La duplicité des dirigeants du SPQ libre sur le néolibéralisme du PQ ne surprendra ceux qui connaissent bien les politiques de la bureaucratie syndicale. Pierre Dubuc et les ex-dirigeants des grandes centrales syndicales aujourd'hui à la tête de SPQ libre espèrent que personne ne se souviendra du rôle crucial que les bureaucrates syndicaux ont joué pour imposer le «virage néolibéral» du PQ aux travailleurs et à la population.

En 1996, les dirigeants de la Fédération des travailleurs du Québec (FTQ), de la Confédération des syndicats nationaux (CSN) et de la Centrale des syndicats du Québec (CSQ) avaient participé avec le gouvernement et des représentants du patronat aux sommets du «déficit zéro».

Ils avaient donné leur bénédiction aux sauvages coupures dans les dépenses sociales du PQ qui a mené, entre autres, à la fermeture d'hôpitaux et à des attaques contre les plus démunis.
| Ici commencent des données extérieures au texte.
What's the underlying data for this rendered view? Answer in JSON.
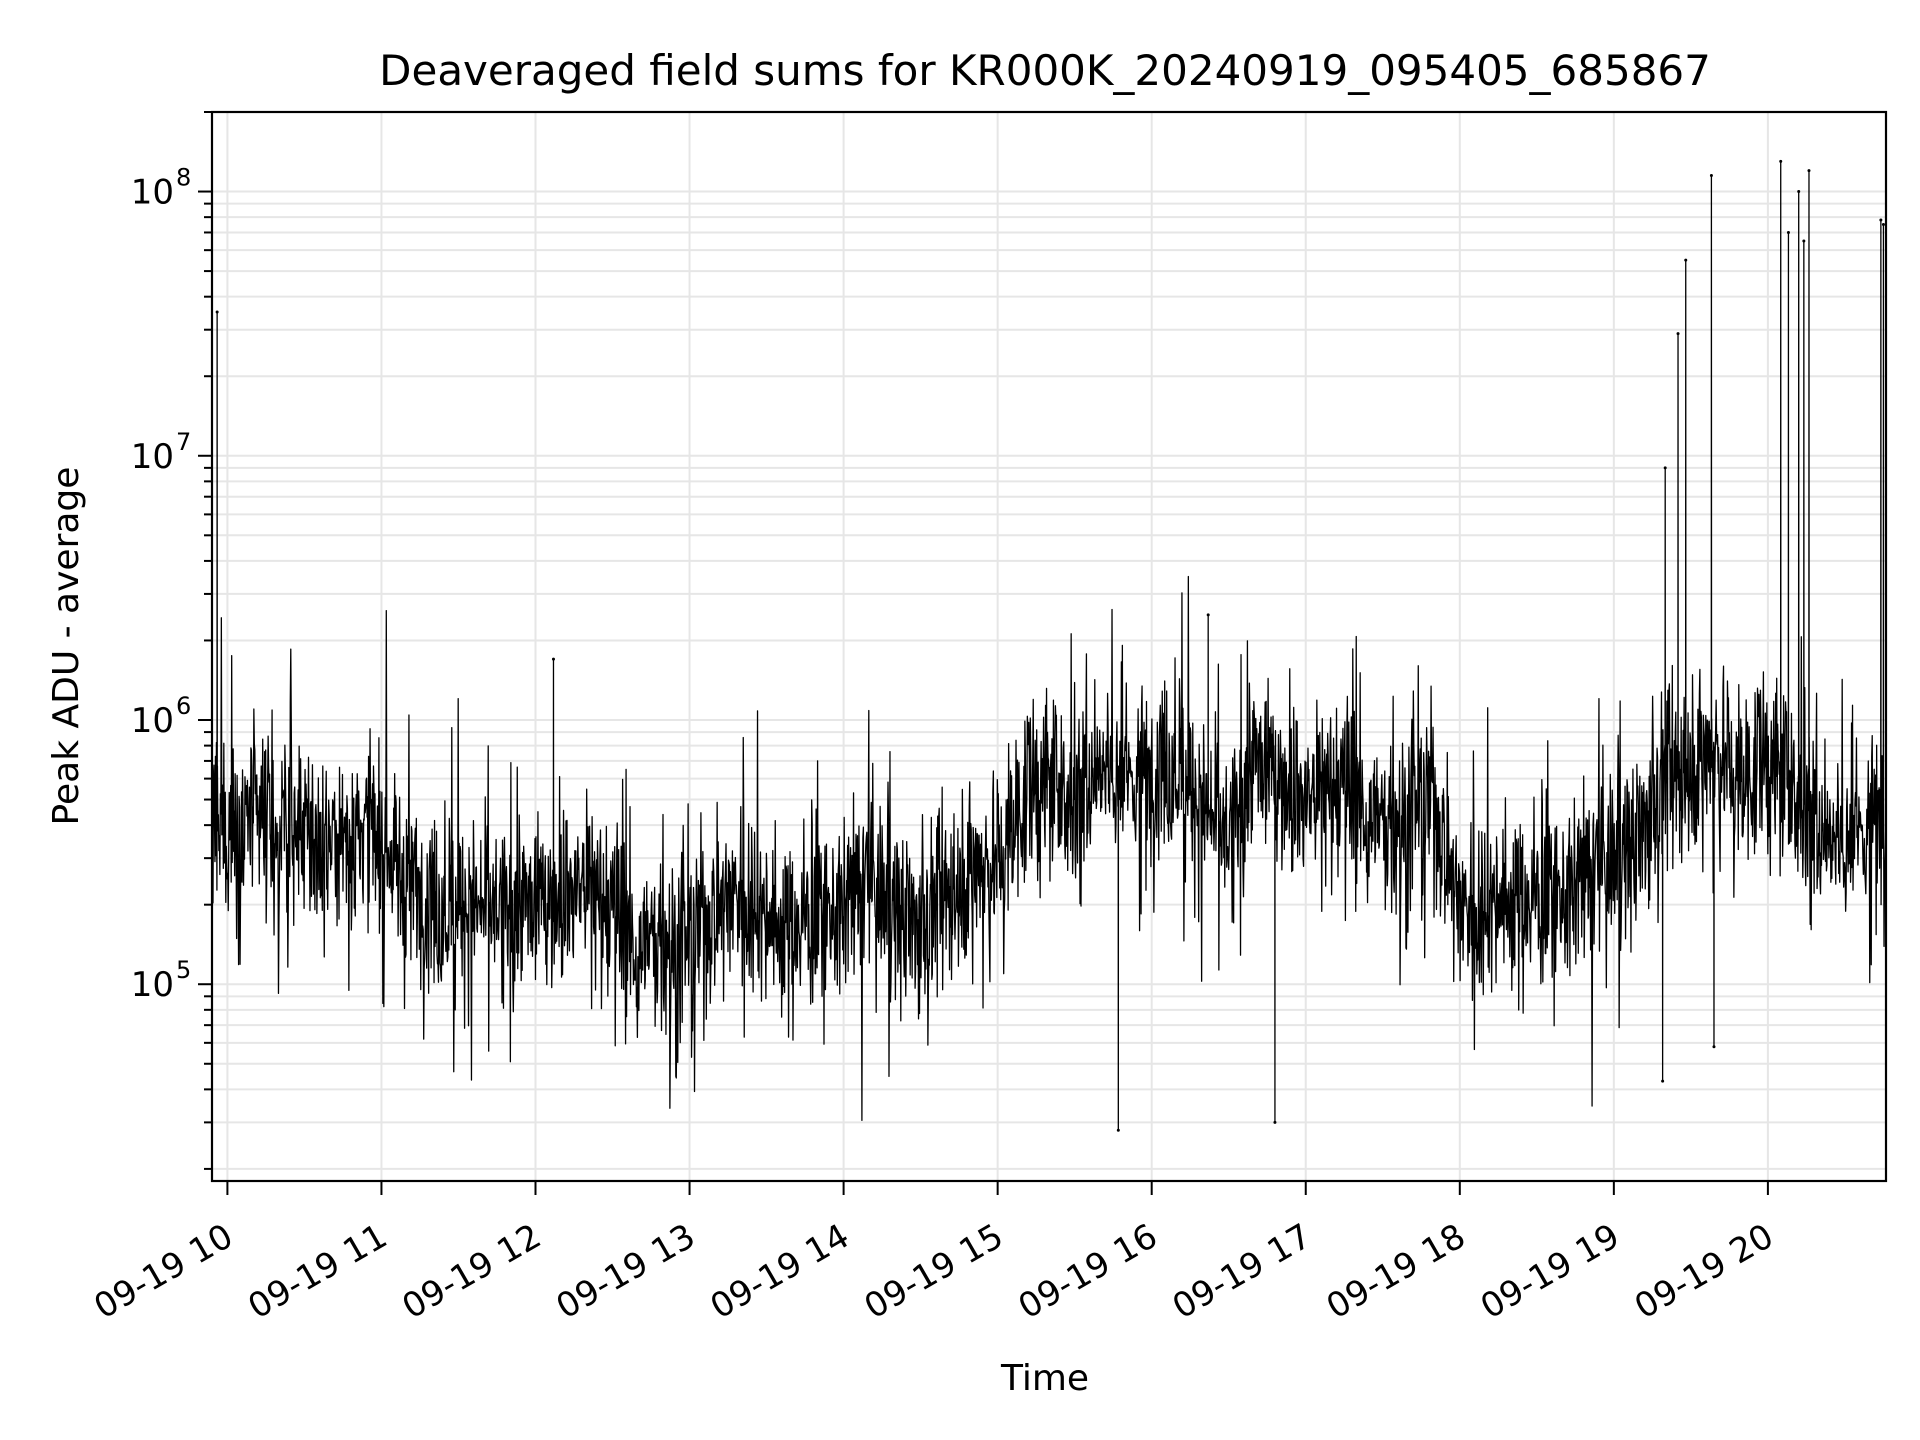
{
  "chart_data": {
    "type": "line",
    "title": "Deaveraged field sums for KR000K_20240919_095405_685867",
    "xlabel": "Time",
    "ylabel": "Peak ADU - average",
    "yscale": "log",
    "ylim": [
      18000,
      200000000
    ],
    "xlim": [
      "2024-09-19 09:54",
      "2024-09-19 20:46"
    ],
    "grid": true,
    "legend": "none",
    "line_color": "#000000",
    "x_ticks": [
      {
        "value": "2024-09-19 10:00",
        "label": "09-19 10"
      },
      {
        "value": "2024-09-19 11:00",
        "label": "09-19 11"
      },
      {
        "value": "2024-09-19 12:00",
        "label": "09-19 12"
      },
      {
        "value": "2024-09-19 13:00",
        "label": "09-19 13"
      },
      {
        "value": "2024-09-19 14:00",
        "label": "09-19 14"
      },
      {
        "value": "2024-09-19 15:00",
        "label": "09-19 15"
      },
      {
        "value": "2024-09-19 16:00",
        "label": "09-19 16"
      },
      {
        "value": "2024-09-19 17:00",
        "label": "09-19 17"
      },
      {
        "value": "2024-09-19 18:00",
        "label": "09-19 18"
      },
      {
        "value": "2024-09-19 19:00",
        "label": "09-19 19"
      },
      {
        "value": "2024-09-19 20:00",
        "label": "09-19 20"
      }
    ],
    "y_ticks": [
      {
        "value": 100000,
        "base": "10",
        "exp": "5"
      },
      {
        "value": 1000000,
        "base": "10",
        "exp": "6"
      },
      {
        "value": 10000000,
        "base": "10",
        "exp": "7"
      },
      {
        "value": 100000000,
        "base": "10",
        "exp": "8"
      }
    ],
    "series": [
      {
        "x": [
          "2024-09-19 09:54",
          "2024-09-19 10:00",
          "2024-09-19 10:10",
          "2024-09-19 10:20",
          "2024-09-19 10:30",
          "2024-09-19 10:40",
          "2024-09-19 10:50",
          "2024-09-19 11:00",
          "2024-09-19 11:10",
          "2024-09-19 11:20",
          "2024-09-19 11:30",
          "2024-09-19 11:40",
          "2024-09-19 11:50",
          "2024-09-19 12:00",
          "2024-09-19 12:10",
          "2024-09-19 12:20",
          "2024-09-19 12:30",
          "2024-09-19 12:40",
          "2024-09-19 12:50",
          "2024-09-19 13:00",
          "2024-09-19 13:10",
          "2024-09-19 13:20",
          "2024-09-19 13:30",
          "2024-09-19 13:40",
          "2024-09-19 13:50",
          "2024-09-19 14:00",
          "2024-09-19 14:10",
          "2024-09-19 14:20",
          "2024-09-19 14:30",
          "2024-09-19 14:40",
          "2024-09-19 14:50",
          "2024-09-19 15:00",
          "2024-09-19 15:10",
          "2024-09-19 15:20",
          "2024-09-19 15:30",
          "2024-09-19 15:40",
          "2024-09-19 15:50",
          "2024-09-19 16:00",
          "2024-09-19 16:10",
          "2024-09-19 16:20",
          "2024-09-19 16:30",
          "2024-09-19 16:40",
          "2024-09-19 16:50",
          "2024-09-19 17:00",
          "2024-09-19 17:10",
          "2024-09-19 17:20",
          "2024-09-19 17:30",
          "2024-09-19 17:40",
          "2024-09-19 17:50",
          "2024-09-19 18:00",
          "2024-09-19 18:10",
          "2024-09-19 18:20",
          "2024-09-19 18:30",
          "2024-09-19 18:40",
          "2024-09-19 18:50",
          "2024-09-19 19:00",
          "2024-09-19 19:10",
          "2024-09-19 19:20",
          "2024-09-19 19:30",
          "2024-09-19 19:40",
          "2024-09-19 19:50",
          "2024-09-19 20:00",
          "2024-09-19 20:10",
          "2024-09-19 20:20",
          "2024-09-19 20:30",
          "2024-09-19 20:40",
          "2024-09-19 20:46"
        ],
        "y": [
          400000,
          380000,
          420000,
          380000,
          350000,
          360000,
          380000,
          330000,
          250000,
          200000,
          200000,
          190000,
          190000,
          200000,
          220000,
          240000,
          180000,
          140000,
          150000,
          140000,
          200000,
          230000,
          180000,
          170000,
          180000,
          200000,
          250000,
          190000,
          160000,
          230000,
          280000,
          300000,
          500000,
          600000,
          500000,
          700000,
          600000,
          650000,
          700000,
          450000,
          350000,
          700000,
          600000,
          500000,
          550000,
          500000,
          400000,
          450000,
          500000,
          200000,
          200000,
          220000,
          210000,
          220000,
          260000,
          300000,
          350000,
          600000,
          700000,
          800000,
          600000,
          700000,
          550000,
          400000,
          350000,
          400000,
          500000
        ]
      }
    ],
    "spikes": [
      {
        "x": "2024-09-19 09:56",
        "y": 35000000
      },
      {
        "x": "2024-09-19 12:07",
        "y": 1700000
      },
      {
        "x": "2024-09-19 15:47",
        "y": 28000
      },
      {
        "x": "2024-09-19 16:22",
        "y": 2500000
      },
      {
        "x": "2024-09-19 16:48",
        "y": 30000
      },
      {
        "x": "2024-09-19 19:19",
        "y": 43000
      },
      {
        "x": "2024-09-19 19:20",
        "y": 9000000
      },
      {
        "x": "2024-09-19 19:25",
        "y": 29000000
      },
      {
        "x": "2024-09-19 19:28",
        "y": 55000000
      },
      {
        "x": "2024-09-19 19:38",
        "y": 115000000
      },
      {
        "x": "2024-09-19 19:39",
        "y": 58000
      },
      {
        "x": "2024-09-19 20:05",
        "y": 130000000
      },
      {
        "x": "2024-09-19 20:08",
        "y": 70000000
      },
      {
        "x": "2024-09-19 20:12",
        "y": 100000000
      },
      {
        "x": "2024-09-19 20:14",
        "y": 65000000
      },
      {
        "x": "2024-09-19 20:16",
        "y": 120000000
      },
      {
        "x": "2024-09-19 20:44",
        "y": 78000000
      },
      {
        "x": "2024-09-19 20:45",
        "y": 75000000
      }
    ]
  }
}
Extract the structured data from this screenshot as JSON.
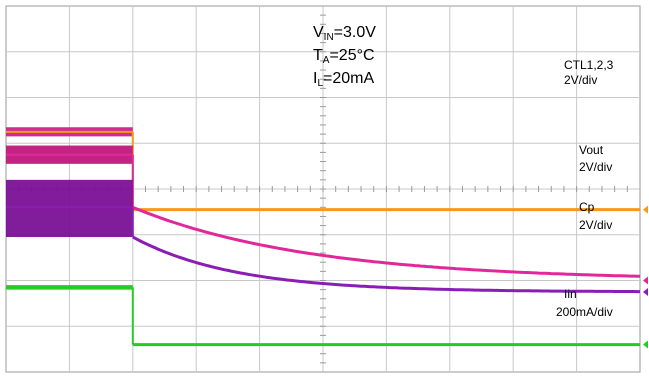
{
  "conditions": {
    "vin": {
      "prefix": "V",
      "sub": "IN",
      "value": "=3.0V"
    },
    "ta": {
      "prefix": "T",
      "sub": "A",
      "value": "=25°C"
    },
    "il": {
      "prefix": "I",
      "sub": "L",
      "value": "=20mA"
    }
  },
  "chart_data": {
    "type": "line",
    "title": "",
    "xlabel": "",
    "ylabel": "",
    "grid": true,
    "grid_divisions": {
      "x": 10,
      "y": 8
    },
    "xlim": [
      0,
      10
    ],
    "ylim": [
      0,
      8
    ],
    "event_time_div": 2.0,
    "series": [
      {
        "name": "CTL1,2,3",
        "scale": "2V/div",
        "color": "#f39a1a",
        "band_color": "#cc2288",
        "before": {
          "level": 5.25,
          "band": [
            5.15,
            5.35
          ]
        },
        "after": {
          "start": 3.55,
          "end": 3.55,
          "tau": 1.0
        }
      },
      {
        "name": "Vout",
        "scale": "2V/div",
        "color": "#e0289a",
        "band_color": "#c0187c",
        "before": {
          "level": 4.75,
          "band": [
            4.55,
            4.95
          ]
        },
        "after": {
          "start": 3.6,
          "end": 2.0,
          "tau": 2.8
        }
      },
      {
        "name": "Cp",
        "scale": "2V/div",
        "color": "#8a1eb4",
        "band_color": "#7a1096",
        "before": {
          "level": 3.6,
          "band": [
            2.95,
            4.2
          ]
        },
        "after": {
          "start": 2.95,
          "end": 1.75,
          "tau": 1.6
        }
      },
      {
        "name": "Iin",
        "scale": "200mA/div",
        "color": "#22cc22",
        "band_color": "#22cc22",
        "before": {
          "level": 1.85,
          "band": [
            1.8,
            1.9
          ]
        },
        "after": {
          "start": 0.6,
          "end": 0.6,
          "tau": 1.0
        }
      }
    ]
  }
}
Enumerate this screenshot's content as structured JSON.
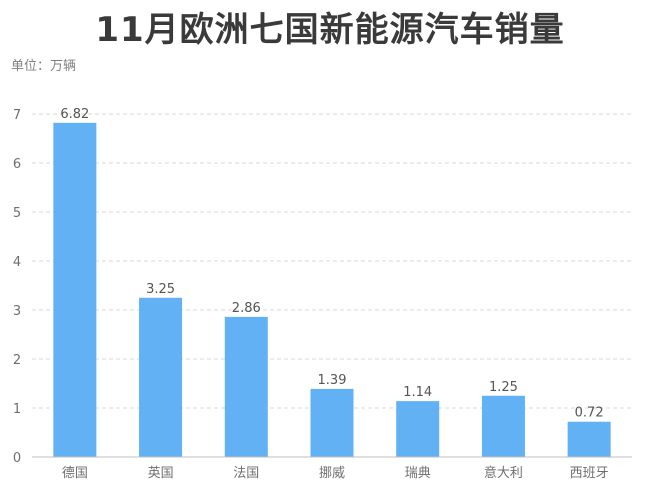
{
  "title": "11月欧洲七国新能源汽车销量",
  "unit": "单位：万辆",
  "chart_data": {
    "type": "bar",
    "title": "11月欧洲七国新能源汽车销量",
    "ylabel": "单位：万辆",
    "xlabel": "",
    "categories": [
      "德国",
      "英国",
      "法国",
      "挪威",
      "瑞典",
      "意大利",
      "西班牙"
    ],
    "values": [
      6.82,
      3.25,
      2.86,
      1.39,
      1.14,
      1.25,
      0.72
    ],
    "ylim": [
      0,
      7
    ],
    "yticks": [
      0,
      1,
      2,
      3,
      4,
      5,
      6,
      7
    ],
    "grid": true,
    "bar_color": "#62b1f5"
  }
}
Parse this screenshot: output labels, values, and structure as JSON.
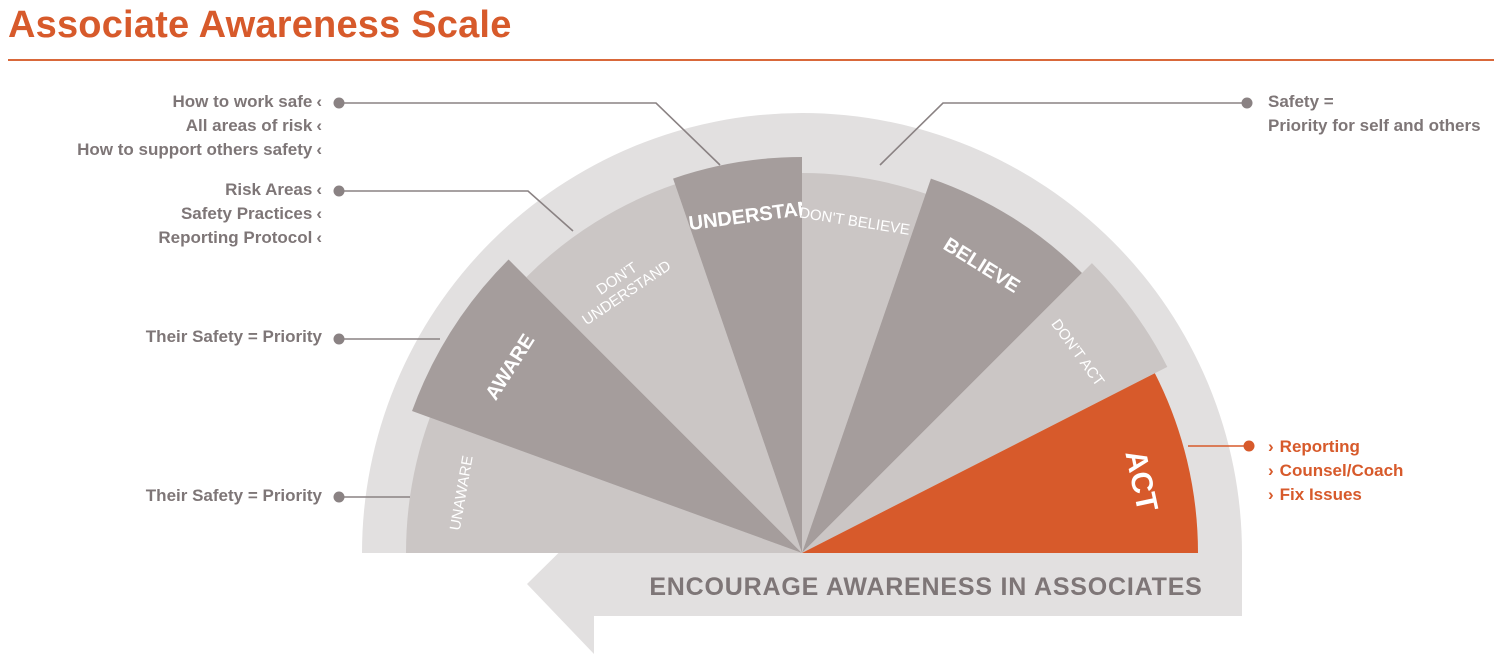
{
  "title": "Associate Awareness Scale",
  "colors": {
    "accent": "#d75a2b",
    "segment_dark": "#a59d9c",
    "segment_light": "#cbc6c5",
    "rim": "#e2e0e0",
    "leader": "#8a8283",
    "text_grey": "#7e7677"
  },
  "segments": [
    {
      "label": "UNAWARE",
      "tone": "light"
    },
    {
      "label": "AWARE",
      "tone": "dark"
    },
    {
      "label": "DON'T UNDERSTAND",
      "tone": "light"
    },
    {
      "label": "UNDERSTAND",
      "tone": "dark"
    },
    {
      "label": "DON'T BELIEVE",
      "tone": "light"
    },
    {
      "label": "BELIEVE",
      "tone": "dark"
    },
    {
      "label": "DON'T ACT",
      "tone": "light"
    },
    {
      "label": "ACT",
      "tone": "accent"
    }
  ],
  "arrow_text": "ENCOURAGE AWARENESS IN ASSOCIATES",
  "callouts_left": {
    "understand": [
      "How to work safe",
      "All areas of risk",
      "How to support others safety"
    ],
    "dont_understand": [
      "Risk Areas",
      "Safety Practices",
      "Reporting Protocol"
    ],
    "aware": "Their Safety = Priority",
    "unaware": "Their Safety = Priority"
  },
  "chevron_left": "‹",
  "chevron_right": "›",
  "callouts_right": {
    "believe": [
      "Safety =",
      "Priority for self and others"
    ],
    "act": [
      "Reporting",
      "Counsel/Coach",
      "Fix Issues"
    ]
  }
}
Pire, ce sont les dirigeants syndicaux eux-mêmes qui ont insisté pour que le gouvernement utilise les surplus de la caisse de retraite pour éliminer des dizaines de milliers d'emplois dans le secteur public au moyen d'un programme de retraites anticipées. Lorsque l'équilibre fiscal fut atteint en 2000, le PQ a diminué les impôts pour un total de 4,5 milliards de dollars en trois ans, versant les sommes qui étaient destinées aux services publics dans la poche des mieux nantis.

Aujourd'hui, c'est ce type de politique que veut faire renaître les dirigeants et ex-dirigeants syndicaux du SPQ libre. Mais ils craignent qu'un mouvement d'opposition à ces politiques ne vienne, à plus court terme, créer un climat défavorable aux investissements des grandes entreprises et, à plus long terme, que ce mouvement d'opposition ne se développe en un mouvement qui menacerait l'ordre capitaliste lui-même.

Comme alternative la «grande coalition des forces souverainistes dont le spectre va de la gauche à la droite», nous aimerions proposer la grande coalition du Nord au Sud et de l'Est à l'Ouest des travailleurs pour la souveraineté de la classe ouvrière mondiale. Elle a un peu plus d'avenir.